Dad was diagnosed with terminal cancer in early 2012. He was given ten months to live. As a family we really made the most of those ten months. Dad even paid for all of us, his children and our partners, to holiday for an all-inclusive week in Majorca at the start of October 2012. It was an amazing week. My family hoped he would be able to have at least one more holiday after this one. 

I knew, deep down, as did he, that this would be his last.

On January 21st 2013, at 6am in the morning, dad died. He had battled for almost a year, and he battled hard. Mum called me to come down quick, she couldn’t sit him up. Luckily Jason (my husband) and I had moved six doors away from my parents in August, so that we were on hand for this. Exactly this. I was there within moments, and I had to tell mum “He’s gone mum”. Followed by the awful calls to my brother and sisters. Calls I’ll never, ever forget.

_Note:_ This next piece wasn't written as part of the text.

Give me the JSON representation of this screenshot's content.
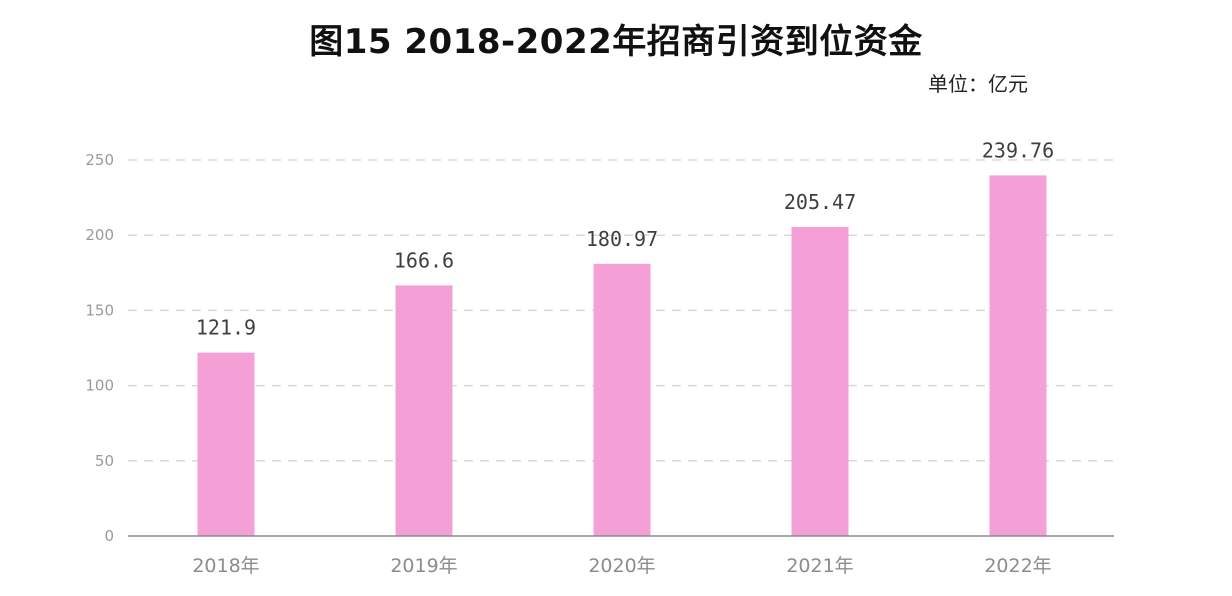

My family were broken. They all fell to pieces for a while. Maybe hope had been hiding all the inevitability. I had as much to do with the stages between death and funeral as I possibly could. I helped when the funeral directors came to get him. I went to the chapel of rest and dressed him myself, with the help of my sister. I chose his final outfit and dressed him as if he was going on a Friday night out with my brother. He would have liked that.

Cyril Wild, my wonderful dad, is my own personal Hero. He is also an important lesson for parents of lesbian, gay, bisexual and trans people everywhere. 

You too can change. You too can learn to accept all and love unconditionally.

I still miss him terribly, but I’m thankful that I had a chance to say everything that needed saying before he was gone. I told him the truth. I said that I didn’t regret one single thing that had happened between us. Not one. I told him that everything, every single thing, all the good and bad had been an important part of making me the person I was today, and I was proud of myself. He told me he was proud of me too, as he was proud of us all, and he said he couldn’t have married a better woman.

He meant every single word.

My tribute video for him is on YouTube. A Gay Man & His Dad.

A shorter version of this piece was written for Polari during LGBT History Month.